—Todo este acoso que estás sufriendo, es mi culpa.
—Danilo, no empieces. —Lo corté en seco—. Desde el primer día en que te conocí supe qué clase de hombre eras. Yo también elegí esta vida y te elegí a vos.
—Tenías diecisiete años, Ana. A esa edad solo cuenta el amor.
—¿No te cansás de subestimarme?
—No quiero traerte más problemas, estás agotada.
—Estoy horrible.
Rau y Gabriel bufaron a la vez, los tenía cansados con los comentarios negativos hacia mi aspecto físico. Danilo me abrazó y besó mi coronilla.
—Ana, sos tan hermosa —tomó mis mejillas— no seas cruel, no te trates mal.

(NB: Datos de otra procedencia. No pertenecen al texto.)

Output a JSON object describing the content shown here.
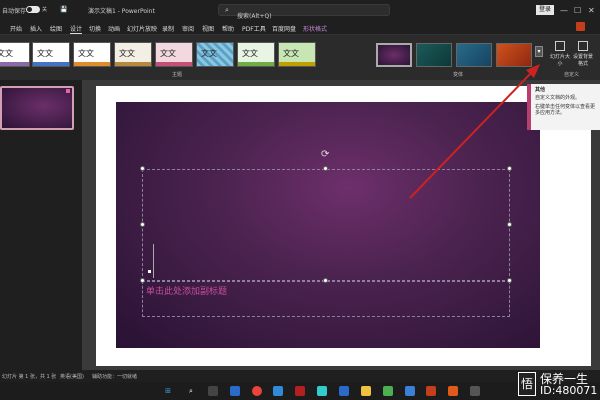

Me aferré a sus manos, que descansaban en mi rostro y me largué a llorar, cansada. Danilo me sentó sobre sus piernas, acarició mi espalda consolándome.

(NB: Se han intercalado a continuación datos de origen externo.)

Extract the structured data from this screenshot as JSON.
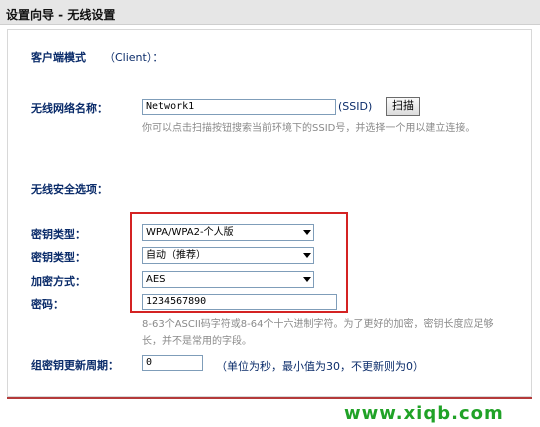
{
  "window": {
    "title": "设置向导 - 无线设置"
  },
  "client_mode": {
    "label": "客户端模式",
    "value": "（Client）："
  },
  "ssid": {
    "label": "无线网络名称：",
    "value": "Network1",
    "suffix": "(SSID)",
    "scan_button": "扫描",
    "hint": "你可以点击扫描按钮搜索当前环境下的SSID号，并选择一个用以建立连接。"
  },
  "security": {
    "title": "无线安全选项：",
    "key_type_label_1": "密钥类型：",
    "key_type_value_1": "WPA/WPA2-个人版",
    "key_type_label_2": "密钥类型：",
    "key_type_value_2": "自动（推荐）",
    "encryption_label": "加密方式：",
    "encryption_value": "AES",
    "password_label": "密码：",
    "password_value": "1234567890",
    "password_hint": "8-63个ASCII码字符或8-64个十六进制字符。为了更好的加密，密钥长度应足够长，并不是常用的字段。"
  },
  "group_key": {
    "label": "组密钥更新周期：",
    "value": "0",
    "note": "（单位为秒，最小值为30，不更新则为0）"
  },
  "watermark": {
    "text": "www.xiqb.com"
  },
  "colors": {
    "label_blue": "#0b2c6a",
    "highlight_red": "#d42323",
    "watermark_green": "#20a227"
  }
}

—No quiero parecer insensible, pero es hora de que te vayas. —Recordó Miguel.
Mi novio asintió, me besó cálidamente sobre los labios y partió. Pasó una nueva semana en la que no volvimos a vernos. Las llamadas por teléfono también habían mermado y si se lo reprochaba se justificaba diciéndome que mi padre lo tenía recargado de trabajo.

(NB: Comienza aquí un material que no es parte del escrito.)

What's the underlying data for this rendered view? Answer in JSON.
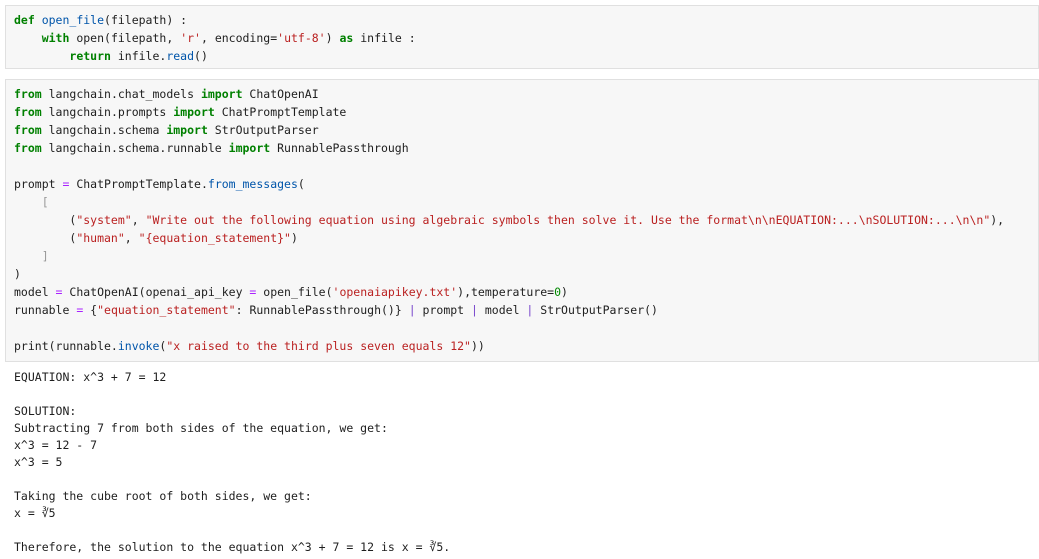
{
  "cell1": {
    "lines": [
      [
        "def ",
        "open_file",
        "(filepath) :"
      ],
      [
        "    ",
        "with",
        " open(filepath, ",
        "'r'",
        ", encoding=",
        "'utf-8'",
        ") ",
        "as",
        " infile :"
      ],
      [
        "        ",
        "return",
        " infile.",
        "read",
        "()"
      ]
    ]
  },
  "cell2": {
    "lines": [
      [
        "from",
        " langchain.chat_models ",
        "import",
        " ChatOpenAI"
      ],
      [
        "from",
        " langchain.prompts ",
        "import",
        " ChatPromptTemplate"
      ],
      [
        "from",
        " langchain.schema ",
        "import",
        " StrOutputParser"
      ],
      [
        "from",
        " langchain.schema.runnable ",
        "import",
        " RunnablePassthrough"
      ],
      [
        ""
      ],
      [
        "prompt ",
        "=",
        " ChatPromptTemplate.",
        "from_messages",
        "("
      ],
      [
        "    ",
        "["
      ],
      [
        "        (",
        "\"system\"",
        ", ",
        "\"Write out the following equation using algebraic symbols then solve it. Use the format\\n\\nEQUATION:...\\nSOLUTION:...\\n\\n\"",
        "),"
      ],
      [
        "        (",
        "\"human\"",
        ", ",
        "\"{equation_statement}\"",
        ")"
      ],
      [
        "    ",
        "]"
      ],
      [
        ")"
      ],
      [
        "model ",
        "=",
        " ChatOpenAI(openai_api_key ",
        "=",
        " open_file(",
        "'openaiapikey.txt'",
        "),temperature=",
        "0",
        ")"
      ],
      [
        "runnable ",
        "=",
        " {",
        "\"equation_statement\"",
        ": RunnablePassthrough()} ",
        "|",
        " prompt ",
        "|",
        " model ",
        "|",
        " StrOutputParser()"
      ],
      [
        ""
      ],
      [
        "print(runnable.",
        "invoke",
        "(",
        "\"x raised to the third plus seven equals 12\"",
        "))"
      ]
    ]
  },
  "output": {
    "lines": [
      "EQUATION: x^3 + 7 = 12",
      "",
      "SOLUTION:",
      "Subtracting 7 from both sides of the equation, we get:",
      "x^3 = 12 - 7",
      "x^3 = 5",
      "",
      "Taking the cube root of both sides, we get:",
      "x = ∛5",
      "",
      "Therefore, the solution to the equation x^3 + 7 = 12 is x = ∛5."
    ]
  }
}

Por la noche unos gritos que provenían del estudio de Miguel, llamaron mi atención. Rau se coló en la habitación que compartía con Gabriel.
—¿Qué está pasando?
—Ana, no quiero preocuparte más —se lamentó tomando mis manos— principalmente porque no sé qué está pasando, pero no es la primera vez que lo escucho discutir con Danilo. Miguel nunca grita, amiga —puntuó, dando a entender lo grave que le parecía el asunto.
—Lo sé. Voy a encontrar la manera de irme con Danilo, sé que me necesita a su lado, como yo lo necesito a él.
—Tengo miedo, Ana. —confesó Rau.
—Todo se va a ir acomodando, estoy segura —mentí por si mi pequeño compañero de cuarto estaba fingiendo dormir.
Por la mañana, fui la primera en levantarme, salí temprano y me escondí en el baúl del BMW de Miguel. Encontraría el escondite de Danilo así mi vida se fuera en ello. El vehículo de avanzada tecnología tenía un botón para abrir el habitáculo desde su interior, el cual tuve que utilizar cuando la suave voz de Gabriel me sorprendió mientras daba pequeños golpes a la puerta del maletero.
—Gabriel, volvé con Rau.
—No, Ana. Danilo me ha pedido que te cuide. Además si te vas a vivir con él, yo también tengo que ir. —levantó el hombro para mostrarme la mochila que traía a cuestas.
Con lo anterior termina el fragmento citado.